The researchers asked six LLMs a set of expert-level questions about the underlying mechanisms. Then a panel of physicists graded the responses not just on factual accuracy, but on comprehensiveness, balance, and whether the models acknowledged open debates.

The winners: closed ecosystems with curated sources

Two systems stood out: NotebookLM and a custom-built tool that both draw from a closed ecosystem of certified, quality-controlled references. That’s not surprising, honestly. If you want a model to talk about cutting-edge physics, you can’t let it pull from random Reddit threads or outdated blog posts. You need it to stick to peer-reviewed literature and expert-curated sources.

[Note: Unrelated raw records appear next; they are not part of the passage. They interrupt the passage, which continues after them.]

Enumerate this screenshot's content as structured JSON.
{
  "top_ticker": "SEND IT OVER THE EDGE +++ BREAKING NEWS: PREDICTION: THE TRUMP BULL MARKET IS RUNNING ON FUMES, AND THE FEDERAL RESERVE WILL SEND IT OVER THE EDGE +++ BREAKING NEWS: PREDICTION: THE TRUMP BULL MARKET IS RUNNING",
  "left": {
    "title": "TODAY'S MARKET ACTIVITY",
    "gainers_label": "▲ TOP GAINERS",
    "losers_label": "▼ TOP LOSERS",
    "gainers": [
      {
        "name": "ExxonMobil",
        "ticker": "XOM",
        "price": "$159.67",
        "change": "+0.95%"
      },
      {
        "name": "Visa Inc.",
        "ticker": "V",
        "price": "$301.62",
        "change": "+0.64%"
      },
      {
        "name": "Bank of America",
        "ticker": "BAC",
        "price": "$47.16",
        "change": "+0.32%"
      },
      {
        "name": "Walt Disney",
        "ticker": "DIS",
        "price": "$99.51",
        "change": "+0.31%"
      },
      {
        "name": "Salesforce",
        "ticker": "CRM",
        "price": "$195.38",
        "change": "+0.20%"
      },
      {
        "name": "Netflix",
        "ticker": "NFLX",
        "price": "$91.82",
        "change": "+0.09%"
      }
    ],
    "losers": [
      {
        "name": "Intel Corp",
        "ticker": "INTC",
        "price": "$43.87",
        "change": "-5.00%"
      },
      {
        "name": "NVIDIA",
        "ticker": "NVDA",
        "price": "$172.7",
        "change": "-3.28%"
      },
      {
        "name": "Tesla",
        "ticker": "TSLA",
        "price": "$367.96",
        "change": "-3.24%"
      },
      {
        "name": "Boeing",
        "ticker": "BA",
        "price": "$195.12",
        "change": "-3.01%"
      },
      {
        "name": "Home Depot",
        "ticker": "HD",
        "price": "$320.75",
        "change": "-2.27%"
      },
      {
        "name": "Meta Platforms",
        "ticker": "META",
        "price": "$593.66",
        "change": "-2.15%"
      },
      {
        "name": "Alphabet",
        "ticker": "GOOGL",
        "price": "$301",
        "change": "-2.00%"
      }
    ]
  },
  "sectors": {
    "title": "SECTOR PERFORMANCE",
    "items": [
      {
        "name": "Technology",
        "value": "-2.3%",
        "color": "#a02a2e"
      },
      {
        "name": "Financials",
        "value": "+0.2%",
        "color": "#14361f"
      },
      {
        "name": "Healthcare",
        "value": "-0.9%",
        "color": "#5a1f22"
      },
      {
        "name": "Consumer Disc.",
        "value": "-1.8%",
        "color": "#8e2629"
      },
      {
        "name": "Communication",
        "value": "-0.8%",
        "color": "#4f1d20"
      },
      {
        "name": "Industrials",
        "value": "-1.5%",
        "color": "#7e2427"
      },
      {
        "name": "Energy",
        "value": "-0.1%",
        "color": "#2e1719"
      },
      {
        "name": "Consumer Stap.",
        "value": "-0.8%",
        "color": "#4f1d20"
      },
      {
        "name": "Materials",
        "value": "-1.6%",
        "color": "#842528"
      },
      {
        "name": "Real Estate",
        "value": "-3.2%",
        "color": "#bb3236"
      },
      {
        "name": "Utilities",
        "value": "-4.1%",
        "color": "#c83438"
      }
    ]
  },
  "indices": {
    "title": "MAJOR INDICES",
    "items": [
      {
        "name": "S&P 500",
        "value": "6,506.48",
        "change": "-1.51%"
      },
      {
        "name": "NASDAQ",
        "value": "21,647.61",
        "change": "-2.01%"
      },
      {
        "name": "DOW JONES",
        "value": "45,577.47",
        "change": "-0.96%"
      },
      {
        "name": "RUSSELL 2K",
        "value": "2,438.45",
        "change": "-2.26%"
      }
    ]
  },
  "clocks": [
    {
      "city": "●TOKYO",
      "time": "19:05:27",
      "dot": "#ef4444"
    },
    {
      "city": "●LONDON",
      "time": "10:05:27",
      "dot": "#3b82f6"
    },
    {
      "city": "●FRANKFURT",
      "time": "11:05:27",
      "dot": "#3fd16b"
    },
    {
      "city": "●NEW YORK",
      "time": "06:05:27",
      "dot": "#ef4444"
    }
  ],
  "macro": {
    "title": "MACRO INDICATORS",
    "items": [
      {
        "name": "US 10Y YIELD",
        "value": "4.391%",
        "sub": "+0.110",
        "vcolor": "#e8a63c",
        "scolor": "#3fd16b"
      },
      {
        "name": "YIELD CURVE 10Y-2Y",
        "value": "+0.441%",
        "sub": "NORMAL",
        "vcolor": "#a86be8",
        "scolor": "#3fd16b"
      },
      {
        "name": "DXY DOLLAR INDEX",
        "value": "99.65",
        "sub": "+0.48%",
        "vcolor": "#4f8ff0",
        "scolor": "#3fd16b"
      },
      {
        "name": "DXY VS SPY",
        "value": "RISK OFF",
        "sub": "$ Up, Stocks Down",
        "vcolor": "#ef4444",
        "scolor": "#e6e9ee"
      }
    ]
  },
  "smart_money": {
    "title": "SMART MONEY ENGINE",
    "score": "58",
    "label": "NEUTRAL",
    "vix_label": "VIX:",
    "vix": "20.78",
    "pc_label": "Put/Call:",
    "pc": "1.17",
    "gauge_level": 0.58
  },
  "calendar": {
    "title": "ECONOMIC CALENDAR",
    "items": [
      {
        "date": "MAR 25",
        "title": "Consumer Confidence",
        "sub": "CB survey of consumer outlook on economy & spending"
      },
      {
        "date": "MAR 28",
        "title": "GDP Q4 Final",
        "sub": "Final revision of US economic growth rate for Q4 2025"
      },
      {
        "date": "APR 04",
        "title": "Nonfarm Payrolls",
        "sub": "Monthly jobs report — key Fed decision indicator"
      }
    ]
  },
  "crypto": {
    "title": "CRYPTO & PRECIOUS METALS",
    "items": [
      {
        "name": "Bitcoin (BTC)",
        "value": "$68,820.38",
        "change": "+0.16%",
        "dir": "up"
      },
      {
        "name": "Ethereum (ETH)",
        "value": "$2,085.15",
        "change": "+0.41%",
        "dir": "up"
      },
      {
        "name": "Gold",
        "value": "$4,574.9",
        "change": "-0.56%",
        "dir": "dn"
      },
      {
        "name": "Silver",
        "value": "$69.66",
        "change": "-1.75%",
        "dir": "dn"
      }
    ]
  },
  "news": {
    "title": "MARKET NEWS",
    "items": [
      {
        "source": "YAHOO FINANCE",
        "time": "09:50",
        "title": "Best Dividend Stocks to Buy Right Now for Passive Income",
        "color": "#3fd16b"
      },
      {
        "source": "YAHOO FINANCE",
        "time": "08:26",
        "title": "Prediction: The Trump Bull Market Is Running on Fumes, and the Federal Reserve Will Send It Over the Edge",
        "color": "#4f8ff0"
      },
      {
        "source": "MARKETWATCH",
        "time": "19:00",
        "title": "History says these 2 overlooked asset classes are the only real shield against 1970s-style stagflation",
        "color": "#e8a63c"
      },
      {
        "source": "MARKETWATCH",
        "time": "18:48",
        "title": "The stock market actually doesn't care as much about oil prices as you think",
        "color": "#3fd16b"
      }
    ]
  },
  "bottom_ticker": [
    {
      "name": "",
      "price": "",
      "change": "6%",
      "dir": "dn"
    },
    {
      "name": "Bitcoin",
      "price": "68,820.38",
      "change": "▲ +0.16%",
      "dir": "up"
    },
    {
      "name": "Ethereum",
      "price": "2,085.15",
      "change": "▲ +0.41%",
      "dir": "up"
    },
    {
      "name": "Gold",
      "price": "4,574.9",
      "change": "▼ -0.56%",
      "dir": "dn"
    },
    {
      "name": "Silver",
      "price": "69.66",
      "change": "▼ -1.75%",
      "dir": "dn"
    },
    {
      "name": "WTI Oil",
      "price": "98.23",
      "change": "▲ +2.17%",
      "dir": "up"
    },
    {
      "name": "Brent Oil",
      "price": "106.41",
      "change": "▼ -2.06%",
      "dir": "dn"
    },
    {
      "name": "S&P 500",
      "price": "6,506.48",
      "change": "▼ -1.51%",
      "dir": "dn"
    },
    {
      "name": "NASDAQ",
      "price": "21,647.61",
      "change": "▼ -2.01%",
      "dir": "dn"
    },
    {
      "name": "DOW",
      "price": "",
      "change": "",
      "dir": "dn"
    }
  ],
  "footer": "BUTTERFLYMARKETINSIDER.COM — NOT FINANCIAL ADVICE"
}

The custom system in particular was built to retrieve and synthesize information from a hand-picked set of papers. It didn’t just regurgitate abstracts—it could weigh evidence from different studies and present a balanced view of competing theories. That’s exactly what a good thought partner should do.

Where the others fell short

The other four models—which I won’t name because the paper doesn’t explicitly call them out, but let’s be real, it’s the usual suspects—struggled in predictable ways. They’d give confident-sounding answers that were technically correct but missed important nuances. They’d ignore contradictory evidence. A few times, they flat-out hallucinated references to papers that don’t exist.

This is the danger with LLMs in science: they sound authoritative even when they’re wrong. A junior researcher might trust a confident answer from a model that doesn’t understand the field’s open questions.

What this means for the future

This study isn’t a takedown of LLMs in science. It’s a reality check. The top performers showed that with the right architecture—curated sources, retrieval-augmented generation, and careful prompt engineering—these models can genuinely help researchers navigate complex literature. But the gap between “helpful” and “reliable” is still wide.

I think the most interesting finding is that the models did better when they were forced to stay within a closed corpus. That suggests the future of scientific AI isn’t in bigger general-purpose models, but in specialized systems that know their limits and stick to verified sources.

For now, if you’re a physicist looking for a virtual collaborator, NotebookLM or a custom RAG system is your best bet. But don’t stop double-checking the answers. The models are getting better, but they’re not there yet.